Art Work: Women Artists and Democracy in Mid-Nineteenth-Century New York

Art Work: Women Artists and Democracy in Mid-Nineteenth-Century New York

Art Work: Women Artists and Democracy in Mid-Nineteenth-Century New York

Art Work: Women Artists and Democracy in Mid-Nineteenth-Century New York

Synopsis

"I was in high spirits all through my unwise teens, considerably puffed up, after my drawings began to sell, with that pride of independence which was a new thing to daughters of that period."--"The Reminiscences of Mary Hallock Foote" Mary Hallock made what seems like an audacious move for a nineteenth-century young woman. She became an artist. She was not alone. Forced to become self-supporting by financial panics and civil war, thousands of young women moved to New York City between 1850 and 1880 to pursue careers as professional artists. Many of them trained with masters at the Cooper Union School of Design for Women, where they were imbued with the Unity of Art ideal, an aesthetic ideology that made no distinction between fine and applied arts or male and female abilities. These women became painters, designers, illustrators, engravers, colorists, and art teachers. They were encouraged by some of the era's best-known figures, among them "Tribune" editor Horace Greeley and mechanic/philanthropist Peter Cooper, who blamed the poverty and dependence of both women and workers on the separation of mental and manual labor in industrial society. The most acclaimed artists among them owed their success to New York's conspicuously egalitarian art institutions and the rise of the illustrated press. Yet within a generation their names, accomplishments, and the aesthetic ideal that guided them virtually disappeared from the history of American art. "Art Work: Women Artists and Democracy in Mid-Nineteenth-Century New York" recaptures the unfamiliar cultural landscape in which spirited young women, daring social reformers, and radical artisans succeeded in reuniting art and industry. In this interdisciplinary study, April F. Masten situates the aspirations and experience of these forgotten women artists, and the value of art work itself, at the heart of the capitalist transformation of American society.

Excerpt

Probably on a morning in 1856, a little wisp of a girl holding a pasteboard folder walked up Broadway’s brick-paved sidewalk beside a bespectacled gentleman with a fringe of beard. The wide avenue was already bustling with vendors pulling handcarts, wagons toting barrels, and horsedrawn streetcars loading passengers. Brushing past the pair, men and women walked intently or strolled along in and out of the many-storied buildings where shopkeepers and artisans marketed their wares. On the corner a group of boys tussled with one another, vying for a good place to hawk the daily news and illustrated weeklies. The child and man turned in at 436 Broadway, ascended a dark stairway, and entered a large bright studio filled with women and girls.
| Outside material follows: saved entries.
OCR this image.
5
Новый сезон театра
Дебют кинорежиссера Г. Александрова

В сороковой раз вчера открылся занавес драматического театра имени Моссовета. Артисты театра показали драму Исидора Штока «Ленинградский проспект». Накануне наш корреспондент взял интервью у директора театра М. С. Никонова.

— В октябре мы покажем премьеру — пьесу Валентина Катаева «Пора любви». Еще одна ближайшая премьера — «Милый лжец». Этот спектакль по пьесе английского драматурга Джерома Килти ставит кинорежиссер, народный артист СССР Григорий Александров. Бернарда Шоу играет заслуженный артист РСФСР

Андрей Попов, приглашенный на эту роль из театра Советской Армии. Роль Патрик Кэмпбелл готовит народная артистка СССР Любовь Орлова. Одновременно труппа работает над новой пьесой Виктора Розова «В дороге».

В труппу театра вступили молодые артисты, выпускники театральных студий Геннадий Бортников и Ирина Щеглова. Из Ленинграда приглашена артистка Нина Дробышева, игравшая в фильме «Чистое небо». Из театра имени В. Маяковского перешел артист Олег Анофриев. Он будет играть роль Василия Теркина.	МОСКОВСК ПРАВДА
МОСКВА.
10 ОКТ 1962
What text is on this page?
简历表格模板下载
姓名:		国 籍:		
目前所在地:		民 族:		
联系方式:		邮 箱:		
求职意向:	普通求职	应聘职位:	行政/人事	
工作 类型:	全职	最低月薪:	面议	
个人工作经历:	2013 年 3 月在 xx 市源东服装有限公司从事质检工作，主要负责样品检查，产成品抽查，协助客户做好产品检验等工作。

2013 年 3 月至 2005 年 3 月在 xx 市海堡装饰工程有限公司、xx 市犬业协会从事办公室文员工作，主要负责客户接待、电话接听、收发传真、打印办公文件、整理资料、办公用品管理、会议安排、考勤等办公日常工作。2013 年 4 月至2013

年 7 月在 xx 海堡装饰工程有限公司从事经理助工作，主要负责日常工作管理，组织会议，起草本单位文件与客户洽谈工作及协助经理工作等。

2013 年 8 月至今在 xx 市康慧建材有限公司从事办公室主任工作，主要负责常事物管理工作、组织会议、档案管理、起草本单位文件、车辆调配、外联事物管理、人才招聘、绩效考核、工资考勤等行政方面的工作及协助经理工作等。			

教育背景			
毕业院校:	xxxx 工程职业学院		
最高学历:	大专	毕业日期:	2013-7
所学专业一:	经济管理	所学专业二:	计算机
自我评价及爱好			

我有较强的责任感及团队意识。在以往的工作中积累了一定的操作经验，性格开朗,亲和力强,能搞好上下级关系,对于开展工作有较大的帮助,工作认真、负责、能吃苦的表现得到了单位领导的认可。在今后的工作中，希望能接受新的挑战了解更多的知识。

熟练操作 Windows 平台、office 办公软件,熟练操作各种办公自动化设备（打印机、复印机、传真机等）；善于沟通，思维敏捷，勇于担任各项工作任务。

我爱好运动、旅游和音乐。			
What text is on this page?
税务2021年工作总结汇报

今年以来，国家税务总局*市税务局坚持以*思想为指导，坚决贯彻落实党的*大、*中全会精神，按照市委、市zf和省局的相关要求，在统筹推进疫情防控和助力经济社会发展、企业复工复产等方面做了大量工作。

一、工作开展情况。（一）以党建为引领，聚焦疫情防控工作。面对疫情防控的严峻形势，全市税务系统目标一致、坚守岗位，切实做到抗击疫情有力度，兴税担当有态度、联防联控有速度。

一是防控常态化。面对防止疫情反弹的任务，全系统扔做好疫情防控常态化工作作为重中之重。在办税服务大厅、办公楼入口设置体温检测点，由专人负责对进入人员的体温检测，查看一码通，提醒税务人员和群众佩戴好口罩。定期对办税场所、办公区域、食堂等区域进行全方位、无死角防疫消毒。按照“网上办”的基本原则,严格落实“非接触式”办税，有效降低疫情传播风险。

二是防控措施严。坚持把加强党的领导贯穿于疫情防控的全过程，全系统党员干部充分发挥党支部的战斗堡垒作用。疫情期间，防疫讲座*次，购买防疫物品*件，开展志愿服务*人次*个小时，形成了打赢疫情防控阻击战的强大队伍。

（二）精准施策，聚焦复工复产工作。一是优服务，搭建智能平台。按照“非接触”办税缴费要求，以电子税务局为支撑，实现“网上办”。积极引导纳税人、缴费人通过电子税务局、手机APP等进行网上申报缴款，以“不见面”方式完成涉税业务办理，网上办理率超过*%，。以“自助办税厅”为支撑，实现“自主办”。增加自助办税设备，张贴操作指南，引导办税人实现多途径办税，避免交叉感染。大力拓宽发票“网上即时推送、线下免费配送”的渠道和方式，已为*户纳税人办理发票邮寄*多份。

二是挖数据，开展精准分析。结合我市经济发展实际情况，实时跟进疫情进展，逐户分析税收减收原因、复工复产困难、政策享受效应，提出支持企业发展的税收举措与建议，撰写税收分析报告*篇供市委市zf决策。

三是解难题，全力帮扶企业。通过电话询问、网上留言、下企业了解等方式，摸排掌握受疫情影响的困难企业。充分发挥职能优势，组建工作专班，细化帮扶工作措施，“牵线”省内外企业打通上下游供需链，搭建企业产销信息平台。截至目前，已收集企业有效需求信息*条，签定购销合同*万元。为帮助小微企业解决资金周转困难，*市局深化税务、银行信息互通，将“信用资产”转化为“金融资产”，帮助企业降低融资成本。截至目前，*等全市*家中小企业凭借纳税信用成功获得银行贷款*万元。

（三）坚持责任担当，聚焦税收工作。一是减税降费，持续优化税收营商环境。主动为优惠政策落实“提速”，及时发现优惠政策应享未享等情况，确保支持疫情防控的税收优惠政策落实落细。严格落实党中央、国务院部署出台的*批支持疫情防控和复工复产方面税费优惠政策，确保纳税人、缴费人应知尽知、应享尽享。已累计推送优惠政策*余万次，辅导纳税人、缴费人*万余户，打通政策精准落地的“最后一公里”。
Seated on benches at tables pushed up against windows, each of them was absorbed in the work of her hands. Pencils scratched paper, while pens inked and gravers scored the surfaces of small blocks of wood.

The purpose of the pair’s expedition was to meet the school’s director, Henry Herrick, a formidable looking man with long hair who strode forward to greet his visitors. Standing respectfully still, the child looked up at the face of her companion, Horace Greeley, as he shook the director’s hand and began to make her case. At ten she was very young, Greeley granted, and he realized the age of acceptance was set at fourteen. Mr. Herrick nodded, his lips pressed into a straight line. But hadn’t she already begun her training with her father, an engraver and inventor, and hadn’t boys apprenticed at just this age not long ago? The poor girl’s mother was deceased. Why wait until she was a woman and destitute to offer her an art education? “Mr. Greeley had a winning smile and real coaxing, compelling eyes when he chose to exert an influence.” He did not believe the school’s lady managers would find her age a problem once they saw her drawings and noticed the wee girl’s fierce determination. Glancing down over the top of his spectacles, Greeley smiled at the child, who opened her folder and held up a picture. Herrick looked, and then turned without a word to find her a place at the bench. And so Alice Donlevy was admitted under age to the New York School of Design for Women.